The main difference in their application is that diesel is used in vehicles, whereas gas oils are used for non-vehicle applications.
This might find practical applications in the usage by heavy-duty off-road vehicles, including mining trucks and mobile drills; the different operations require highly energy-dense fuels to operate them. Other consumers of gas oil include generators and other industrial machinery.
Changes in regulations thus coined the term “gas oils” in many locations; many governments sought to tax fuel used in vehicles yet did not want to add heavy charges to fuel oils used to heat homes and run generators.
With this approach, authorities in places like the UK developed two gas oil types: red and white.
The former had dye added to it and was permitted only for use in non-private-vehicle applications, while the latter was available to the average motorist at forecourts. This meant the government could tax one version of the fuel at the forecourts while not having any on the other.
Comparing Crude Oil, Natural Gas, Diesel, And Gas Oils
So, let’s get down to it: what are the differences between these compounds and substances?

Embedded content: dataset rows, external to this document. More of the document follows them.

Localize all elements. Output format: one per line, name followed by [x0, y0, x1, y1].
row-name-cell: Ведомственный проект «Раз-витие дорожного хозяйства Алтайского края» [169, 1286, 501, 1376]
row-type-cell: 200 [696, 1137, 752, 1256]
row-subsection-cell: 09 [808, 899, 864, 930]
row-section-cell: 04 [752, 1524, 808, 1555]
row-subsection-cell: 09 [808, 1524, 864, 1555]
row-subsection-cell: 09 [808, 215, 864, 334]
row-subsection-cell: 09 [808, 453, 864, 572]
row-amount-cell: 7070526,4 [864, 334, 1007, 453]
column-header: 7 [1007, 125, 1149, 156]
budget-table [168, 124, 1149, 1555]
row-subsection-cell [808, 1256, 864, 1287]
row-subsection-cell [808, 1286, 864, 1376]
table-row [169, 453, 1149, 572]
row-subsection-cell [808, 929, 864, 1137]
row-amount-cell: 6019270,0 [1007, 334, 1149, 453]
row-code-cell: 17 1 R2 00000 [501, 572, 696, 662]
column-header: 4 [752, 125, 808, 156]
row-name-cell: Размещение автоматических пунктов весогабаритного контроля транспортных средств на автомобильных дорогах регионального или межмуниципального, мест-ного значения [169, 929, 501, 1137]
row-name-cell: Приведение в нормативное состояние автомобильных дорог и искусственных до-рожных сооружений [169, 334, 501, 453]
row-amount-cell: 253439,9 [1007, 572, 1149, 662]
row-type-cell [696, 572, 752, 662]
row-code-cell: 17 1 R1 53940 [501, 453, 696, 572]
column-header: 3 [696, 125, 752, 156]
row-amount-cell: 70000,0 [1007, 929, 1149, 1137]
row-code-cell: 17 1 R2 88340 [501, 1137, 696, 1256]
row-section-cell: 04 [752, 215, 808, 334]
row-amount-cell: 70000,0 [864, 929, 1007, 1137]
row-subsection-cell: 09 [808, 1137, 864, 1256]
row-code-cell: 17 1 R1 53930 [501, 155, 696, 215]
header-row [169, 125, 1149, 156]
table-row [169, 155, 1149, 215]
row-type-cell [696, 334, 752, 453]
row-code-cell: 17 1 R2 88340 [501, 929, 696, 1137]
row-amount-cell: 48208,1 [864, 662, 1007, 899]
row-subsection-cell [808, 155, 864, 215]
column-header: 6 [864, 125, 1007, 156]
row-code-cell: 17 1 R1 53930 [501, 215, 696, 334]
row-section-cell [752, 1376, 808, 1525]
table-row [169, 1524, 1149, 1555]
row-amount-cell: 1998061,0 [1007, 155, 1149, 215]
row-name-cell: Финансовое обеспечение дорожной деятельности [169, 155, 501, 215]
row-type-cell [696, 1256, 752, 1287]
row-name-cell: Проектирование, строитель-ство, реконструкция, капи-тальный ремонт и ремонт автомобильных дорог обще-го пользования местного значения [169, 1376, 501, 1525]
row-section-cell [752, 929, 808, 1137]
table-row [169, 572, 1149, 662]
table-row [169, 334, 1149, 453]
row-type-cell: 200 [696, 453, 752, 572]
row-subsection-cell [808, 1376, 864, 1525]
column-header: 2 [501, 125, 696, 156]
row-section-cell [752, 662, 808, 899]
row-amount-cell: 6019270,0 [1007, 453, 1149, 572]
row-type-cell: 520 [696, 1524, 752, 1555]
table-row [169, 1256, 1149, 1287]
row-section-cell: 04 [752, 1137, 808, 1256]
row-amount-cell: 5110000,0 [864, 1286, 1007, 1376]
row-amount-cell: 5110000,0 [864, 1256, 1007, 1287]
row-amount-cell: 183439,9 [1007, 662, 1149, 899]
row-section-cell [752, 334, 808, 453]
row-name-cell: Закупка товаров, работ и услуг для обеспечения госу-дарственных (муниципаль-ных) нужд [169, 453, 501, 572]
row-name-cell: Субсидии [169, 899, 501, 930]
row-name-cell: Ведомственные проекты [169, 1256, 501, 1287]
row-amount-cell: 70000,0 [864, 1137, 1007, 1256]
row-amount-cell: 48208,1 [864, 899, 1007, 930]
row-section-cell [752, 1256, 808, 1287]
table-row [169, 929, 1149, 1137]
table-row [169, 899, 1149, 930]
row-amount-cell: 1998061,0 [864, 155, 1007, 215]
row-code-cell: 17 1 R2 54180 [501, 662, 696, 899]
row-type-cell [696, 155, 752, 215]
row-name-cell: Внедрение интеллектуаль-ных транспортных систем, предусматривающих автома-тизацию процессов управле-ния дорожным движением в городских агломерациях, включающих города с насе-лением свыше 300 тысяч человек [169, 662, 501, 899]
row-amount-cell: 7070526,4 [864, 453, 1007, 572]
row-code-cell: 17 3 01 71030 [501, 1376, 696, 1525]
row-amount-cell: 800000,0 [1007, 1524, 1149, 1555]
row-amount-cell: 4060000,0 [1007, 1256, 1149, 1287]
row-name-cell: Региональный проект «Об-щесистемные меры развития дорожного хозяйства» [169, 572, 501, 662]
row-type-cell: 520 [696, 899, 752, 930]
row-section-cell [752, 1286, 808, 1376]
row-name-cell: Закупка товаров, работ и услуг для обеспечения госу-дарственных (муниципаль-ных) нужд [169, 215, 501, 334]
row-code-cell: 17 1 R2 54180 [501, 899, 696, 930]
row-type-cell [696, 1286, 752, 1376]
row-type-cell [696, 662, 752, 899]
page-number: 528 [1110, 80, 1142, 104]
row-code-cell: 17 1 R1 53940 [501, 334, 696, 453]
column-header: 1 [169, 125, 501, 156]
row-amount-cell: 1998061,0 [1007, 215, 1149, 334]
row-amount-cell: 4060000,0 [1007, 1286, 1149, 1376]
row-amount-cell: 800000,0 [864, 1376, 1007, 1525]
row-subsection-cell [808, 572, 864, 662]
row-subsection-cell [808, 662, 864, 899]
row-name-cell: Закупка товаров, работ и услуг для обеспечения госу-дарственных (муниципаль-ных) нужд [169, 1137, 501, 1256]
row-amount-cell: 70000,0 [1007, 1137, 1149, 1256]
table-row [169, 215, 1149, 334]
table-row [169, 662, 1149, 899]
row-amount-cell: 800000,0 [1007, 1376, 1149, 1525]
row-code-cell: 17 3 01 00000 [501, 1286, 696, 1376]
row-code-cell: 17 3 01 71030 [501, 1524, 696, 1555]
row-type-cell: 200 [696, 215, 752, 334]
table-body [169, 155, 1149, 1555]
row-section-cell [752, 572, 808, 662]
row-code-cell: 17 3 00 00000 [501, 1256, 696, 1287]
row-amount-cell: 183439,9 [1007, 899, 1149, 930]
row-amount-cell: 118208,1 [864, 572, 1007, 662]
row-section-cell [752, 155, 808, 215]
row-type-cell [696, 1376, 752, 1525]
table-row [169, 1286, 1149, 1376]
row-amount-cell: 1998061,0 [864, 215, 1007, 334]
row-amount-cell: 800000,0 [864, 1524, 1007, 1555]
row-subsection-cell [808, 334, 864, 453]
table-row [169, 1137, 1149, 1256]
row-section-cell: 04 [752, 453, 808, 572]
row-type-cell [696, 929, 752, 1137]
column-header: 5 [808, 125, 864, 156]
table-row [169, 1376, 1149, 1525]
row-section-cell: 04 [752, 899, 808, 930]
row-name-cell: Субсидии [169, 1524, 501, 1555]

Table of the differences between crude oil, natural gas, diesel, and gas oils
Crude oil | Natural Gas | Diesel | Gas Oils | |
How does it look? | Natural substances with a full spectrum of hydrocarbons of varying lengths and weights | Hydrocarbon molecules that are gaseous at regular pressures and temperatures | Heavier hydrocarbons with between 9 and 26 carbon atoms in their central chains | Heavier hydrocarbons and more viscous than conventional petroleum and (sometimes) diesel |
What’s it for? | None before refining | Heating, cooking, water heating, air conditioning, electricity generation | Standby generators in hospitals, trucks, and vans, farm equipment, oil heaters | Fuel for off-road vehicles, heavy equipment, machinery, rail transport, farm equipment, etc. |
Where does it come from? | Natural bedrock, including limestone and shale | Natural bedrock, including shale and sedimentary formations | Distillate of crude oil, heavier fraction | Distillate of crude oil, heavier fraction |
What temperature does it boil? | Massive variation depending on fractions present (from 40°C to 500°C+) | At least -161°C for conventional LNG | Between 150°C and 350°C | 200°C to 380°C |
What are the environmental problems? | Can result in natural gas flaring (releasing CO2), and spillages | Can produce methane leaks that worsen global warming (more than CO2) | Releases dangerous nitrous oxide particulate matter when burnt | Emits CO2 and additional pollutants, even when burned efficiently |
What processing does it require? | Requires considerable refining, including fractionation and standardization | Requires purification to remove unwanted compounds, like sulfur | Required to perform to emissions standards in many Western countries | Requires special processing to meet application-specific requirements |
You can see the most significant differences between oil and natural gas because one is a liquid at sea level temperatures and pressures, while the other isn’t. Diesel and gas oils are more similar, with the main difference being the words people choose to use: diesel for vehicles, and gas oils for most other applications.
Conclusion
So, what have we learned from all this? Ultimately, we’ve seen that studying the difference between crude oil, natural gas, diesel, and gas oils isn’t straightforward. Some are natural raw materials (natural gas and crude), while others are refined products. The former aren’t usable by themselves by our industrial civilization, but the latter are.